I have known of 20+ year tile mechanics that do not know how to properly build a shower. Whats worse is they don't know they don't know and refuse to be educated. TCNA Handbook would be the resource you need for sure.


----------



## Tech Dawg (Dec 13, 2010)

I do agree with this when you have employees. If you are going to hang your hat on the same prep of installations everytime and only use corian bases it would be beneficial. Have your base instructions. Wall prep(kerdi, hydroban, etc...) thinset ,tile,grout with instruction and additional tips. It would be too much to give an employee full instructions from all the manufacturers, compress it down into a small manual. You will have to have one anyway for the corian since technically, your supposed to be a certified fabricator to install their product due to the strict warranty policy that they have.
Or just give them a card with angus's phone #...
"Ct tile support, what's your issue?"


----------



## angus242 (Oct 20, 2007)

Tech Dawg said:


> "Ct tile support, what's your issue?"


Oh no. I forward all support calls to CO762. He's got _way _more patience than I do.


----------



## CO762 (Feb 22, 2010)

Norm, IMO if you're an owner, you should be able to distill down the complex process into a procedure. If you're a lead, you should also be able to do that, but with less shine. But who cares if it's for your guys?

If it's a 'checklist' you're looking for....



PrecisionFloors said:


> I have known of 20+ year tile mechanics that do not know how to properly build a shower. Whats worse is they don't know they don't know and refuse to be educated.


It's all trades, all vocations and well, IMO, just boils down to people being human.
"Success breeds success" is a popular saying, but at times it can also breed ignorance, sometimes militantly. I tell people some of the most ignorant people I've met about horses have been people born and raised with them, often "cowboy" types. Sounds funny, but here's a great example of that. 
With horse "bits", there's I'd guess 4 different kinds, but prolly at least 5 different variations of each, branching out into 30s for sales, like fishing lures. Out of the 5 different types, each one does something different.

So I ask some ol boy why he uses the kind of bit he does and invariably the response I get is:
1. It's the one we've always used
2. It was on the wall
3. It came with the horse
4. I dunno.

Your mechanics that have made a living doing something, but don't know anything about it is a great example of that. The difference between a hammer swinger and a carpenter, etc.

I've always thought it's most important to know HOW something works and WHY. While that may not get a being a full wallet, it sure does kill time on the internet during slow times......or at least it does with me........


----------



## CO762 (Feb 22, 2010)

angus242 said:


> I forward all support calls to CO762. He's got _way _more patience than I do.


"Bueno.

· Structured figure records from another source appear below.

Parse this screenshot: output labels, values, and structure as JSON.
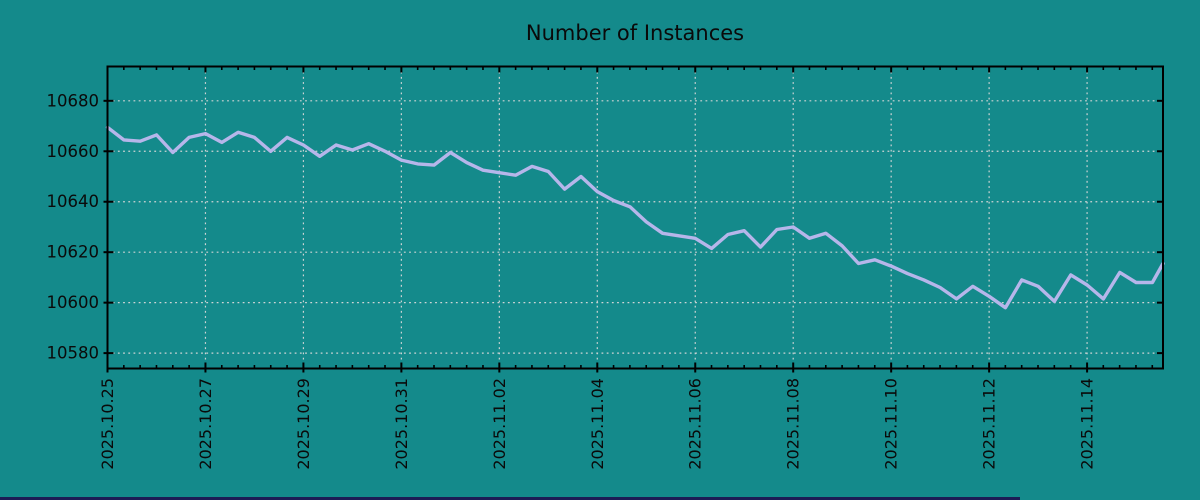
{
  "title": "Number of Instances",
  "colors": {
    "background": "#148a8b",
    "line": "#b6b6ea",
    "grid": "#d9d9d9",
    "axis": "#000000",
    "text": "#0a0a0a",
    "bottom_bar": "#1c1c55"
  },
  "chart_data": {
    "type": "line",
    "title": "Number of Instances",
    "legend": "none",
    "grid": true,
    "x_axis": {
      "unit": "date",
      "major_tick_days": [
        0,
        2,
        4,
        6,
        8,
        10,
        12,
        14,
        16,
        18,
        20
      ],
      "major_tick_labels": [
        "2025.10.25",
        "2025.10.27",
        "2025.10.29",
        "2025.10.31",
        "2025.11.02",
        "2025.11.04",
        "2025.11.06",
        "2025.11.08",
        "2025.11.10",
        "2025.11.12",
        "2025.11.14"
      ],
      "minor_tick_interval_days": 0.3333,
      "range_days": [
        0,
        21.55
      ]
    },
    "y_axis": {
      "tick_values": [
        10580,
        10600,
        10620,
        10640,
        10660,
        10680
      ],
      "range": [
        10573.9,
        10693.6
      ]
    },
    "series": [
      {
        "name": "instances",
        "x_days": [
          0,
          0.333,
          0.667,
          1,
          1.333,
          1.667,
          2,
          2.333,
          2.667,
          3,
          3.333,
          3.667,
          4,
          4.333,
          4.667,
          5,
          5.333,
          5.667,
          6,
          6.333,
          6.667,
          7,
          7.333,
          7.667,
          8,
          8.333,
          8.667,
          9,
          9.333,
          9.667,
          10,
          10.333,
          10.667,
          11,
          11.333,
          11.667,
          12,
          12.333,
          12.667,
          13,
          13.333,
          13.667,
          14,
          14.333,
          14.667,
          15,
          15.333,
          15.667,
          16,
          16.333,
          16.667,
          17,
          17.333,
          17.667,
          18,
          18.333,
          18.667,
          19,
          19.333,
          19.667,
          20,
          20.333,
          20.667,
          21,
          21.333,
          21.55
        ],
        "values": [
          10669.5,
          10664.5,
          10664,
          10666.5,
          10659.5,
          10665.5,
          10667,
          10663.5,
          10667.5,
          10665.5,
          10660,
          10665.5,
          10662.5,
          10658,
          10662.5,
          10660.5,
          10663,
          10660,
          10656.5,
          10655,
          10654.5,
          10659.5,
          10655.5,
          10652.5,
          10651.5,
          10650.5,
          10654,
          10652,
          10645,
          10650,
          10644,
          10640.5,
          10638,
          10632,
          10627.5,
          10626.5,
          10625.5,
          10621.5,
          10627,
          10628.5,
          10622,
          10629,
          10630,
          10625.5,
          10627.5,
          10622.5,
          10615.5,
          10617,
          10614.5,
          10611.5,
          10609,
          10606,
          10601.5,
          10606.5,
          10602.5,
          10598,
          10609,
          10606.5,
          10600.5,
          10611,
          10607,
          10601.5,
          10612,
          10608,
          10608,
          10615.5
        ]
      }
    ]
  }
}
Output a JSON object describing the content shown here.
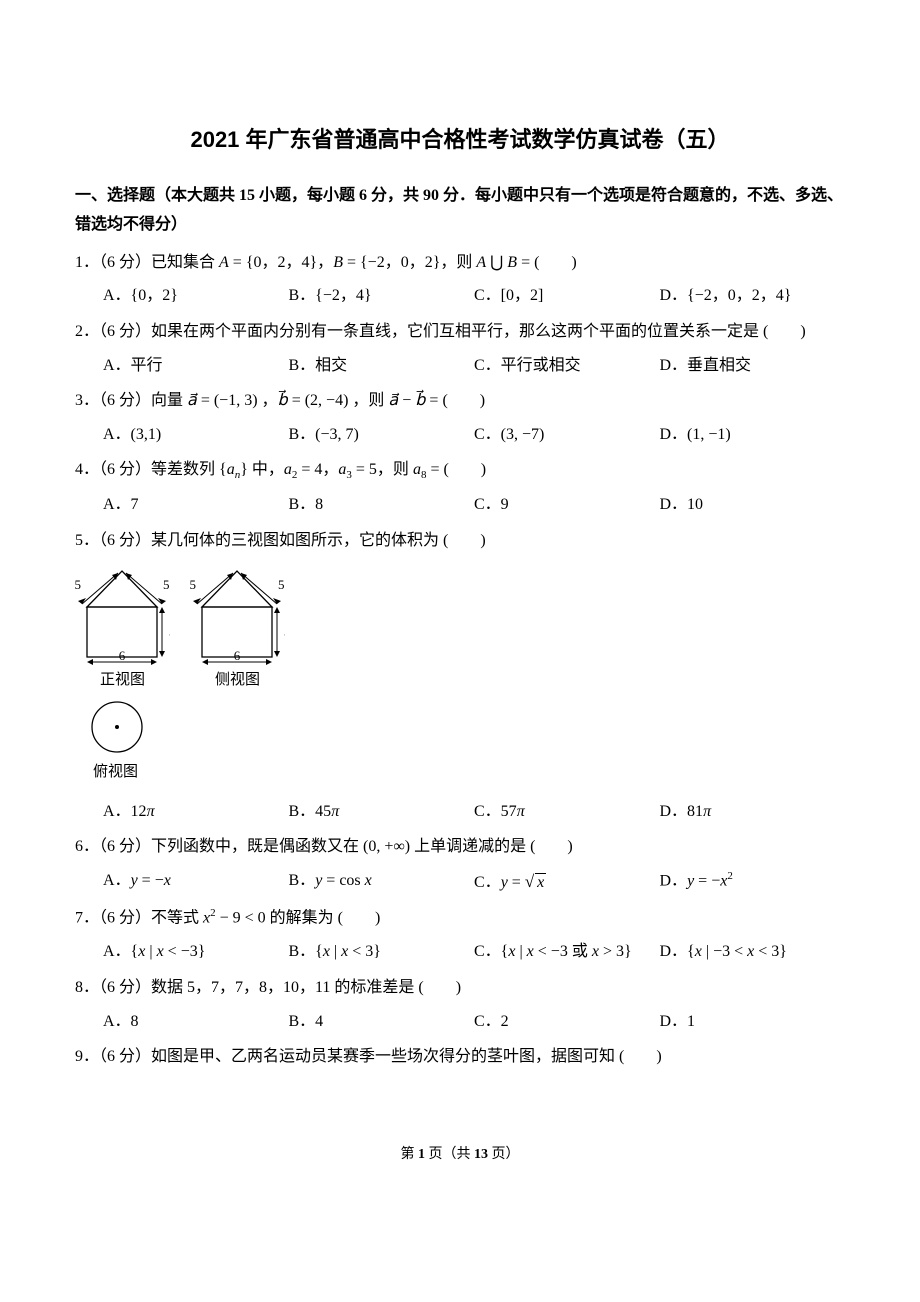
{
  "title": "2021 年广东省普通高中合格性考试数学仿真试卷（五）",
  "section_header": "一、选择题（本大题共 15 小题，每小题 6 分，共 90 分．每小题中只有一个选项是符合题意的，不选、多选、错选均不得分）",
  "questions": [
    {
      "num": "1",
      "points": "（6 分）",
      "text_html": "已知集合 <i>A</i> = {0，2，4}，<i>B</i> = {−2，0，2}，则 <i>A</i> ⋃ <i>B</i> = (　　)",
      "options": [
        "{0，2}",
        "{−2，4}",
        "[0，2]",
        "{−2，0，2，4}"
      ]
    },
    {
      "num": "2",
      "points": "（6 分）",
      "text_html": "如果在两个平面内分别有一条直线，它们互相平行，那么这两个平面的位置关系一定是 (　　)",
      "options": [
        "平行",
        "相交",
        "平行或相交",
        "垂直相交"
      ]
    },
    {
      "num": "3",
      "points": "（6 分）",
      "text_html": "向量 <i>a⃗</i> = (−1, 3) ，<i>b⃗</i> = (2, −4) ，则 <i>a⃗</i> − <i>b⃗</i> = (　　)",
      "options": [
        "(3,1)",
        "(−3, 7)",
        "(3, −7)",
        "(1, −1)"
      ]
    },
    {
      "num": "4",
      "points": "（6 分）",
      "text_html": "等差数列 {<i>a<sub>n</sub></i>} 中，<i>a</i><sub>2</sub> = 4，<i>a</i><sub>3</sub> = 5，则 <i>a</i><sub>8</sub> = (　　)",
      "options": [
        "7",
        "8",
        "9",
        "10"
      ]
    },
    {
      "num": "5",
      "points": "（6 分）",
      "text_html": "某几何体的三视图如图所示，它的体积为 (　　)",
      "has_diagram": true,
      "options": [
        "12<i>π</i>",
        "45<i>π</i>",
        "57<i>π</i>",
        "81<i>π</i>"
      ]
    },
    {
      "num": "6",
      "points": "（6 分）",
      "text_html": "下列函数中，既是偶函数又在 (0, +∞) 上单调递减的是 (　　)",
      "options": [
        "<i>y</i> = −<i>x</i>",
        "<i>y</i> = cos <i>x</i>",
        "<i>y</i> = <span class='sqrt-sign'>√</span><span class='sqrt'><i>x</i></span>",
        "<i>y</i> = −<i>x</i><sup>2</sup>"
      ]
    },
    {
      "num": "7",
      "points": "（6 分）",
      "text_html": "不等式 <i>x</i><sup>2</sup> − 9 &lt; 0 的解集为 (　　)",
      "options": [
        "{<i>x</i> | <i>x</i> &lt; −3}",
        "{<i>x</i> | <i>x</i> &lt; 3}",
        "{<i>x</i> | <i>x</i> &lt; −3 或 <i>x</i> &gt; 3}",
        "{<i>x</i> | −3 &lt; <i>x</i> &lt; 3}"
      ]
    },
    {
      "num": "8",
      "points": "（6 分）",
      "text_html": "数据 5，7，7，8，10，11 的标准差是 (　　)",
      "options": [
        "8",
        "4",
        "2",
        "1"
      ]
    },
    {
      "num": "9",
      "points": "（6 分）",
      "text_html": "如图是甲、乙两名运动员某赛季一些场次得分的茎叶图，据图可知 (　　)",
      "options": null
    }
  ],
  "option_labels": [
    "A．",
    "B．",
    "C．",
    "D．"
  ],
  "diagram": {
    "front_label": "正视图",
    "side_label": "侧视图",
    "top_label": "俯视图",
    "dim_5": "5",
    "dim_6": "6",
    "stroke": "#000000",
    "fill": "none",
    "rect_w": 70,
    "rect_h": 50,
    "tri_h": 36,
    "circle_r": 25
  },
  "footer": {
    "prefix": "第 ",
    "page": "1",
    "middle": " 页（共 ",
    "total": "13",
    "suffix": " 页）"
  }
}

En que puedo servirle?"

The Bears and Cutler aren't a fit....


----------



## Bill_Vincent (Apr 6, 2005)

Green Bay 28- 10


----------



## jps614 (Dec 30, 2010)

where can i get a copy of that book?


----------



## Bill_Vincent (Apr 6, 2005)

http://www.tileusa.com/


----------



## Norrrrrrrrrrrrm (Jan 20, 2007)

I am actually going to order the book and pull necessary info to make an instructive pamphlet as an overview. I will then give them hands on training after everything is read and understood to ensure proper installs. Something like that.


----------



## Bill_Vincent (Apr 6, 2005)

Here's another one you might want to check out:

http://www.ontariotile.com/preslope.html


----------